Most of Murrell's neighbors were Indians. However, east of his area families from South Carolina were settling. In time other families moved nearer to the Murrell farm, namely, James Allen, Obadiah Driskell, Nedham Reynolds, Mr. Brazeal, Mr. McCardy, Dr. Hugh Walker, and Joseph Edwards.
On March 29, 1819, Murrell's seventh child was born. They named him Isaac, and he is considered to have been the first white child born in Claiborne Parish.
Murrell located in the Flat Lick Bayou area a few miles west of Homer, Louisiana. He built a two-story house there on 280 acres of land. In two years time several other families settled in the Flat Lick community. William Gryder was the first blacksmith.
Murrell's two-story house, known as the Flat Lick Plantation, had 18 rooms with two chimneys made of native stone on each side of the house with fireplaces on both floors. This house served as the first church. Baptist ministers were James Driskill and Newt Drew, who held monthly services, assisted by Arthur Ashburner Conly. In 1822 his salary was $15 per month.
In 1822 the Murrell home served as the post office, named Allen settlement, in honor of Martin Allen, the first Justice of the Peace. Murrell was the first postmaster. In 1822 the first store was opened near Murrell's home. It was closed within a year, then reopened by Robert Lee Kilgore in 1825.
J. McCarty raised the first significant cotton crop in 1826, and about this time the first slaves appeared in the area. People in the community got their salt from the Drake Salt Works in Winn Parish.
In 1828, law and government was dispensed from Murrell's home, serving as the court house until the Police Jury of the newly created Claiborne Parish chose Russellville to be the first parish seat of government.
The road in Northwest Louisiana known as the Military Road in 1928 passed directly by Murrell's home.
In time, the Civil War came about, and a story has been passed down about Murrell's youngest son, Isaac, who had a young slave named Edmond Merritt, described as "a faithful one, he was." Merritt went with nephews Perry and John Murrell to fight in the Civil War. On the morning of September 17, 1862, one son told Merritt to take John Jr.'s gold watch home, that he would not be back. That night after the battle of Sharpsburg, Merritt went into the battlefield, turning over hundreds of dead to see the faces of John and Perry, and could not find them. After returning home with the gold watch, Merritt found John had been killed. Perry and friend R.A. White had been wounded.

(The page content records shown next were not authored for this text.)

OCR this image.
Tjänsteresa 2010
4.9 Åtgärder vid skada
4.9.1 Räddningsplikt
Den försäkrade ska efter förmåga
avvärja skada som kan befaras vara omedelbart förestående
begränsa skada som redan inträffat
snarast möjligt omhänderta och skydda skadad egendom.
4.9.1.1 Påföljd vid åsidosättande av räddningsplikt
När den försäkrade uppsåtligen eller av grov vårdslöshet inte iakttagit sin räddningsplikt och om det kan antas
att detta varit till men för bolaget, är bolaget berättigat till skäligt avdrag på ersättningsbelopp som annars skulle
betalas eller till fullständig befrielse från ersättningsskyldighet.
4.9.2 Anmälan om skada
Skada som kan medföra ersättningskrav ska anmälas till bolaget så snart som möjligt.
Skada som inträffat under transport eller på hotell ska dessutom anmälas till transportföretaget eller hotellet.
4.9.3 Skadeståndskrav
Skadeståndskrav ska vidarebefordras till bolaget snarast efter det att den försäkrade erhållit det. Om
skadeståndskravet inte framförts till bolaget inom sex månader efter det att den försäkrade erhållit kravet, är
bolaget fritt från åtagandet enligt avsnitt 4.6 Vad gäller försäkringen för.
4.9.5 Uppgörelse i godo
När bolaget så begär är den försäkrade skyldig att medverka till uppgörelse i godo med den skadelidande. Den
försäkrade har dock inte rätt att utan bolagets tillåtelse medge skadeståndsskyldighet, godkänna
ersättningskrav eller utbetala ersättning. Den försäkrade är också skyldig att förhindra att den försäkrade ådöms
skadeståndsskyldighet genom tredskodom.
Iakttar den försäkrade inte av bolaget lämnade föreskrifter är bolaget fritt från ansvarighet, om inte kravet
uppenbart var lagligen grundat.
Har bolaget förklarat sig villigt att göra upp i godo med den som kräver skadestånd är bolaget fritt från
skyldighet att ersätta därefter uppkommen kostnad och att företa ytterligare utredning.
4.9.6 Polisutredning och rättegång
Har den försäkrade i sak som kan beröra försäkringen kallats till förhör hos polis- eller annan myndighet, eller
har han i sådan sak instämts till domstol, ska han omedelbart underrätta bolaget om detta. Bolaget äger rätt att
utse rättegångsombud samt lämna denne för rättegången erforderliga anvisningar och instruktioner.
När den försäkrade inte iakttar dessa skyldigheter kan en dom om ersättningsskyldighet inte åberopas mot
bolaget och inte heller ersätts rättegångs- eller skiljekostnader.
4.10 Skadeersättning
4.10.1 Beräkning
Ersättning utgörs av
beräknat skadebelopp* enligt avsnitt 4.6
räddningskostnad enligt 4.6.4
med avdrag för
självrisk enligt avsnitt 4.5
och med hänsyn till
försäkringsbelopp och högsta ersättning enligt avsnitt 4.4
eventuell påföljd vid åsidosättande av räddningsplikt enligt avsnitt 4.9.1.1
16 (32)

After the Civil War, John Jr., gave each of his former slaves forty acres of land and a cabin, and the right to be buried in the family cemetery. They took the name of White, and one of the markers in the cemetery reads, "Enoch White was born during the years of slavery, reached a ripe old age." Another marker read "Let not the dead be forgotten, lest men forget that they just die. Allen White, Jr., Pvt. 1N, Jan. 16, 1895 - Mar. 19, 1933." At the entrance of the Murrell cemetery is a grave marker which reads "Fredrick Miller, born in Germany 1765-1822, father of Emmaline Miller Botzong Longheld and Long John Miller, first white man buried in Claiborne parish." This is an indication that German families were in Claiborne parish in that early time.
John Murrell was buried in the Murrell cemetery on his home place, Flat Lick Plantation. He was a talented, enterprising person and became known as the first to introduce civilization to northeast Louisiana. His epitaph reads, "Dear to the memory of John Murrell, Sr., who died Jan. 25, 1847, age 63 years 5 days. His creed was Faith, Hope, and Charity."
One early settler, possibly John Murrell, Jr., wrote, "We were all plain people then, with few wants and much love for fellow man."